US deploying 2,000 troops to Iraq for nine month period: Report
Soldiers from the Fourth Infantry Division will replace the 256th Infantry Brigade Combat Team of the Louisiana army National Guard for a nine month period and become the primary US force for the entire country.
The Gazette, a local Colorado news outlet, reported that the soldiers will provide security and protection, assist and advise Iraqi security forces, provide air defences against attacks and train partner forces in the country.
Pentagon spokesperson Commander Jessica L McNulty told MEE that the Fourth Infantry Division unit's deployment to relieve a departing unit was a "part of a normal rotation of units" to support the continuity of the Combined Joint Task Force-Operation Inherent Resolve, a task force set up to coordinate operations against the Islamic State (IS) group.

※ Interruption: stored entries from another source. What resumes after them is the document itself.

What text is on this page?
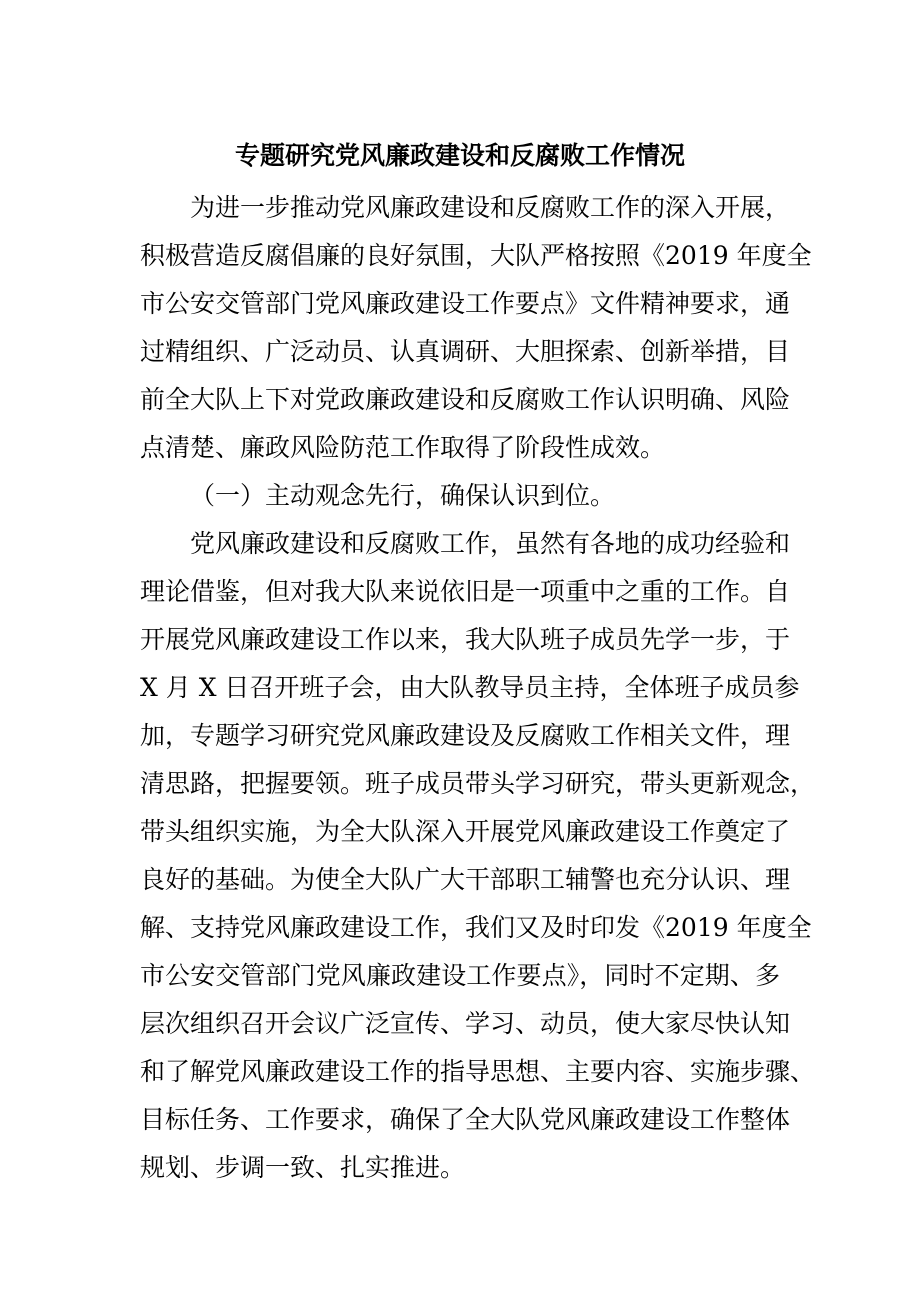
专题研究党风廉政建设和反腐败工作情况
为进一步推动党风廉政建设和反腐败工作的深入开展，
积极营造反腐倡廉的良好氛围，大队严格按照《2019 年度全
市公安交管部门党风廉政建设工作要点》文件精神要求，通
过精组织、广泛动员、认真调研、大胆探索、创新举措，目
前全大队上下对党政廉政建设和反腐败工作认识明确、风险
点清楚、廉政风险防范工作取得了阶段性成效。
（一）主动观念先行，确保认识到位。
党风廉政建设和反腐败工作，虽然有各地的成功经验和
理论借鉴，但对我大队来说依旧是一项重中之重的工作。自
开展党风廉政建设工作以来，我大队班子成员先学一步，于
X 月 X 日召开班子会，由大队教导员主持，全体班子成员参
加，专题学习研究党风廉政建设及反腐败工作相关文件，理
清思路，把握要领。班子成员带头学习研究，带头更新观念，
带头组织实施，为全大队深入开展党风廉政建设工作奠定了
良好的基础。为使全大队广大干部职工辅警也充分认识、理
解、支持党风廉政建设工作，我们又及时印发《2019 年度全
市公安交管部门党风廉政建设工作要点》，同时不定期、多
层次组织召开会议广泛宣传、学习、动员，使大家尽快认知
和了解党风廉政建设工作的指导思想、主要内容、实施步骤、
目标任务、工作要求，确保了全大队党风廉政建设工作整体
规划、步调一致、扎实推进。
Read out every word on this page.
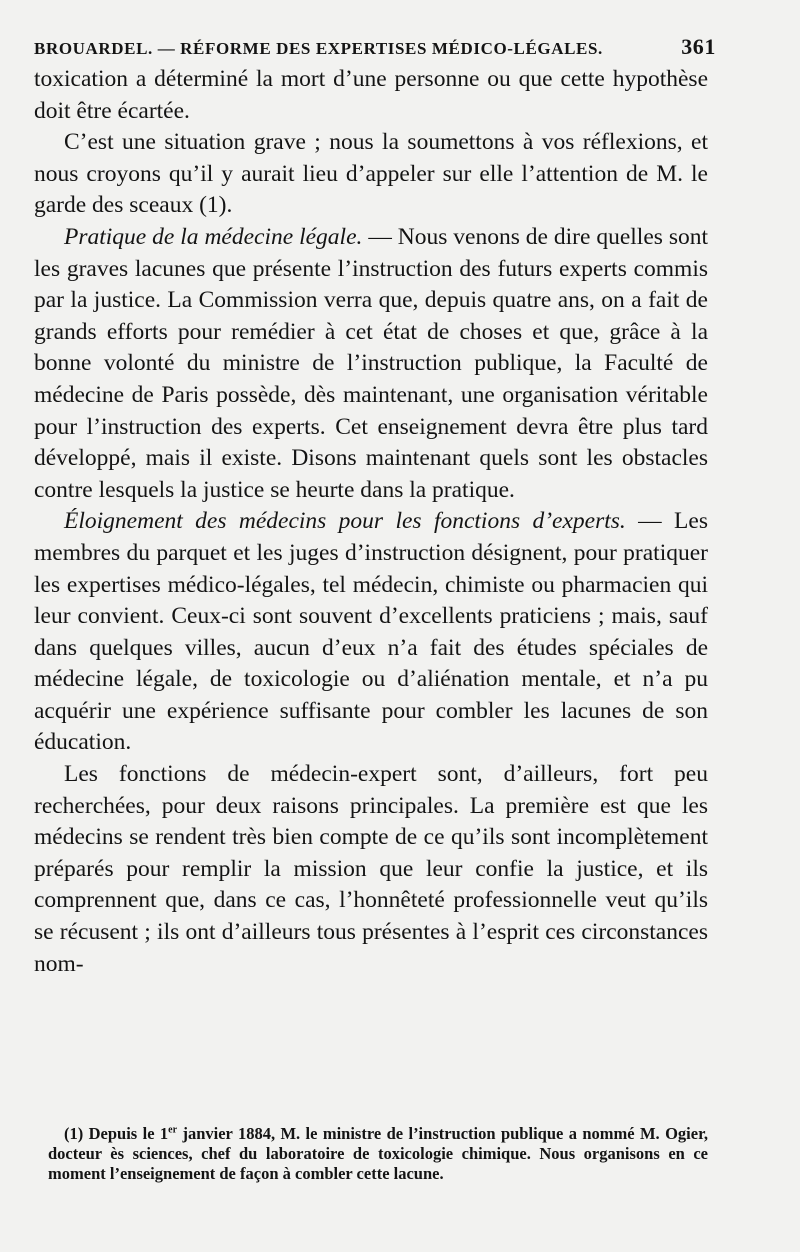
BROUARDEL. — RÉFORME DES EXPERTISES MÉDICO-LÉGALES.	361

toxication a déterminé la mort d’une personne ou que cette hypothèse doit être écartée.

C’est une situation grave ; nous la soumettons à vos réflexions, et nous croyons qu’il y aurait lieu d’appeler sur elle l’attention de M. le garde des sceaux (1).

Pratique de la médecine légale. — Nous venons de dire quelles sont les graves lacunes que présente l’instruction des futurs experts commis par la justice. La Commission verra que, depuis quatre ans, on a fait de grands efforts pour remédier à cet état de choses et que, grâce à la bonne volonté du ministre de l’instruction publique, la Faculté de médecine de Paris possède, dès maintenant, une organisation véritable pour l’instruction des experts. Cet enseignement devra être plus tard développé, mais il existe. Disons maintenant quels sont les obstacles contre lesquels la justice se heurte dans la pratique.

Éloignement des médecins pour les fonctions d’experts. — Les membres du parquet et les juges d’instruction désignent, pour pratiquer les expertises médico-légales, tel médecin, chimiste ou pharmacien qui leur convient. Ceux-ci sont souvent d’excellents praticiens ; mais, sauf dans quelques villes, aucun d’eux n’a fait des études spéciales de médecine légale, de toxicologie ou d’aliénation mentale, et n’a pu acquérir une expérience suffisante pour combler les lacunes de son éducation.

Les fonctions de médecin-expert sont, d’ailleurs, fort peu recherchées, pour deux raisons principales. La première est que les médecins se rendent très bien compte de ce qu’ils sont incomplètement préparés pour remplir la mission que leur confie la justice, et ils comprennent que, dans ce cas, l’honnêteté professionnelle veut qu’ils se récusent ; ils ont d’ailleurs tous présentes à l’esprit ces circonstances nom-

(1) Depuis le 1er janvier 1884, M. le ministre de l’instruction publique a nommé M. Ogier, docteur ès sciences, chef du laboratoire de toxicologie chimique. Nous organisons en ce moment l’enseignement de façon à combler cette lacune.
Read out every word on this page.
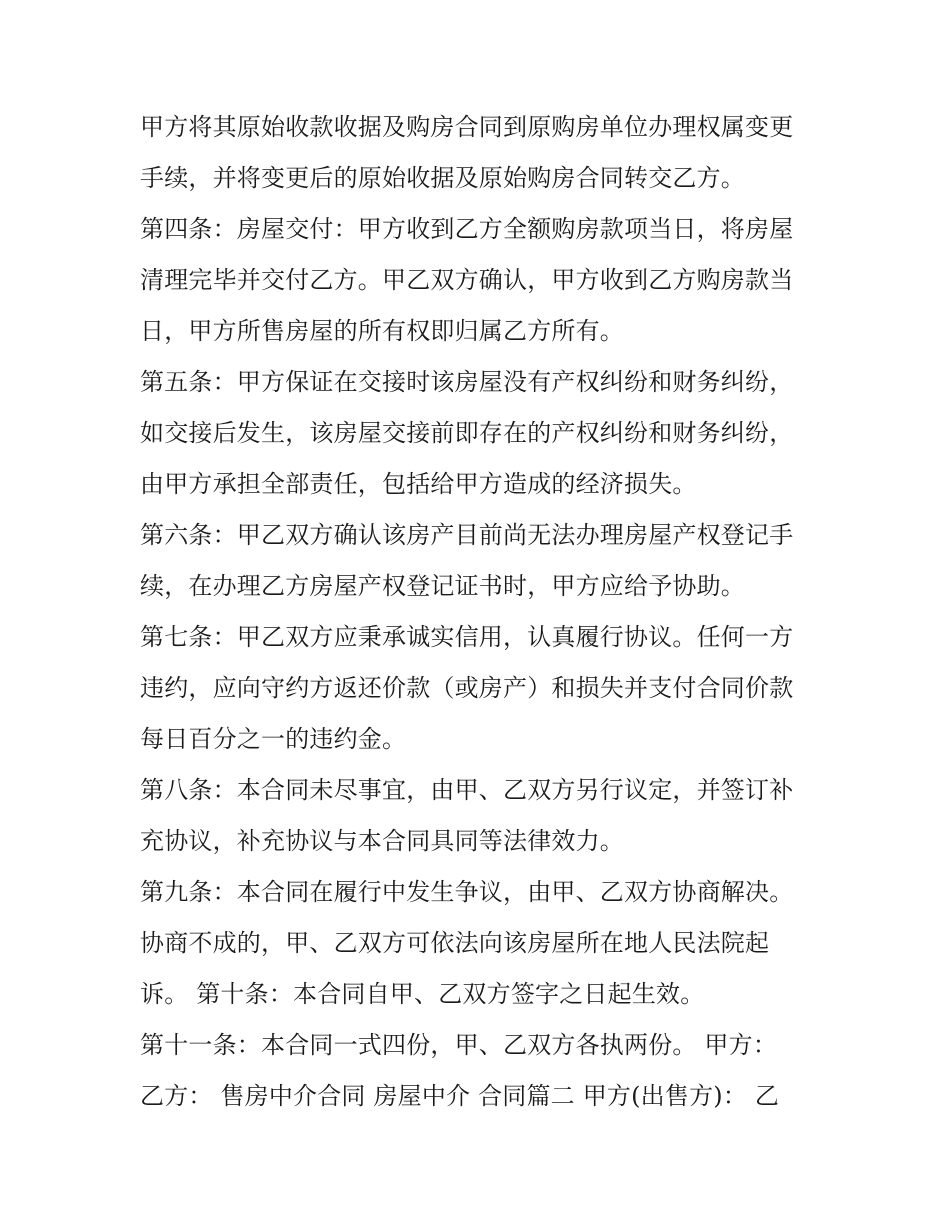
甲方将其原始收款收据及购房合同到原购房单位办理权属变更
手续，并将变更后的原始收据及原始购房合同转交乙方。
第四条：房屋交付：甲方收到乙方全额购房款项当日，将房屋
清理完毕并交付乙方。甲乙双方确认，甲方收到乙方购房款当
日，甲方所售房屋的所有权即归属乙方所有。
第五条：甲方保证在交接时该房屋没有产权纠纷和财务纠纷，
如交接后发生，该房屋交接前即存在的产权纠纷和财务纠纷，
由甲方承担全部责任，包括给甲方造成的经济损失。
第六条：甲乙双方确认该房产目前尚无法办理房屋产权登记手
续，在办理乙方房屋产权登记证书时，甲方应给予协助。
第七条：甲乙双方应秉承诚实信用，认真履行协议。任何一方
违约，应向守约方返还价款（或房产）和损失并支付合同价款
每日百分之一的违约金。
第八条：本合同未尽事宜，由甲、乙双方另行议定，并签订补
充协议，补充协议与本合同具同等法律效力。
第九条：本合同在履行中发生争议，由甲、乙双方协商解决。
协商不成的，甲、乙双方可依法向该房屋所在地人民法院起
诉。 第十条：本合同自甲、乙双方签字之日起生效。
第十一条：本合同一式四份，甲、乙双方各执两份。 甲方：
乙方： 售房中介合同 房屋中介 合同篇二 甲方(出售方)： 乙
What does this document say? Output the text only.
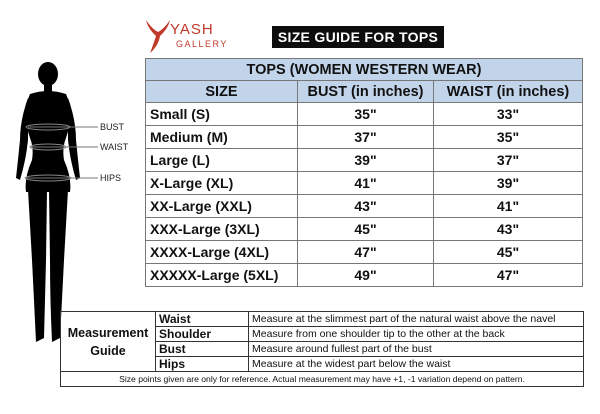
YASH
GALLERY	SIZE GUIDE FOR TOPS
BUST
WAIST
HIPS
TOPS (WOMEN WESTERN WEAR)		
SIZE	BUST (in inches)	WAIST (in inches)
Small (S)	35"	33"
Medium (M)	37"	35"
Large (L)	39"	37"
X-Large (XL)	41"	39"
XX-Large (XXL)	43"	41"
XXX-Large (3XL)	45"	43"
XXXX-Large (4XL)	47"	45"
XXXXX-Large (5XL)	49"	47"
Measurement
Guide	Waist	Measure at the slimmest part of the natural waist above the navel
	Shoulder	Measure from one shoulder tip to the other at the back
	Bust	Measure around fullest part of the bust
	Hips	Measure at the widest part below the waist
Size points given are only for reference. Actual measurement may have +1, -1 variation depend on pattern.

"US and Coalition forces remain in Iraq at the invitation of the government of Iraq to support Iraqi forces as they continue to lead the fight against ISIS," McNulty said, using another term to refer to the militant group.
MEE first reported in April that the US and Iraq had agreed to the withdrawal of all foreign combat forces operating under the umbrella of the US-led military coalition.
In July, US President Joe Biden announced the country's combat mission would conclude by the end of the year, but the American military would retain a presence in Iraq to train and advise Iraqi forces.
McNulty told MEE that the "United States and Iraq decided the security relationship will fully transition to a training, advising, assisting, and intelligence-sharing role, and that there will be no US forces with a combat role in Iraq by December 31, 2021."
US combat troops withdrew from Iraq in 2011 in an agreement between the Iraqi government and the Obama administration, but returned in smaller numbers as part of the coalition against the IS group.
With the help of the US-led coalition and, separately, the Iran-backed Popular Mobilisation Units (PMUs), Iraq recovered large areas of land from IS, which had captured Mosul and more than a third of the country's territory in 2014.
The Iraqi government declared the group defeated in late 2017, but IS still has sleeper cells that continue to hit security forces with asymmetric attacks.